From the point of view of transcapillary solute exchange, increased flux of plasma protein seen in the cilostazol treated animal can be accounted for by multiple factors. They are: (i) the surface area of exchange vessels; (ii) the endothelial permeability; (iii) the difference in the solute concentration across the exchange surface; (iv) the convective transport; and (v) the rate of delivery of the solute dissolved in the blood [8]. Although we are unable to demonstrate a causal relation between the increased plasma leakage and each factor listed above, the data showing an increase in capillary patency enables us to conclude that cilostazol causes protein flux to increase by recruiting more surface area for the exchange upon ischemic injury in the brain.

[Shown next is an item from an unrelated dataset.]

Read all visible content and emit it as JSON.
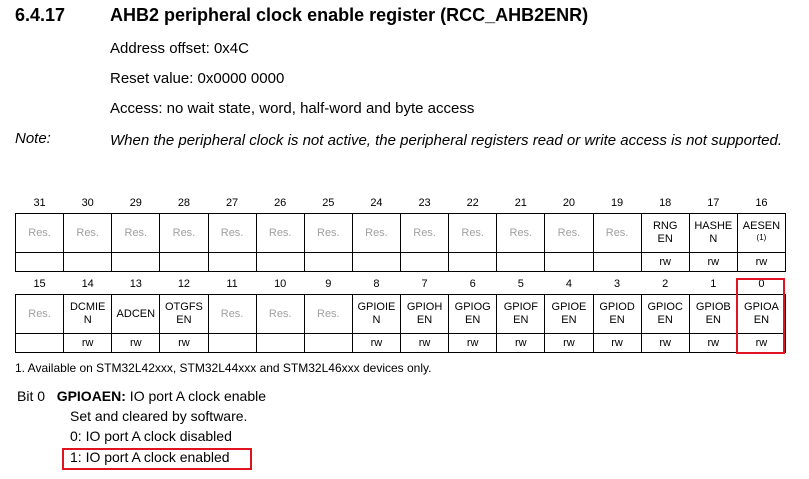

Previous studies indicate that cilostazol can elicit protective effects on the cerebral injury in ischemic stroke [3, 4]. Based on our result that cilostazol causes a reduction in hypoxic area after ischemia, it can be speculated that the treatment of this kind increases the oxygen delivery to the tissue. Considering the fact that reactive oxygen species are generated from oxygen, outcomes after increasing oxygen delivery might be two-fold and caution must be taken when we interpret current results.

In summary, cilostazol has a broad spectrum of pharmacological effects that may work together to improve tissue perfusion upon ischemic insult. Further studies are required to elucidate the mechanisms of this phenomenon.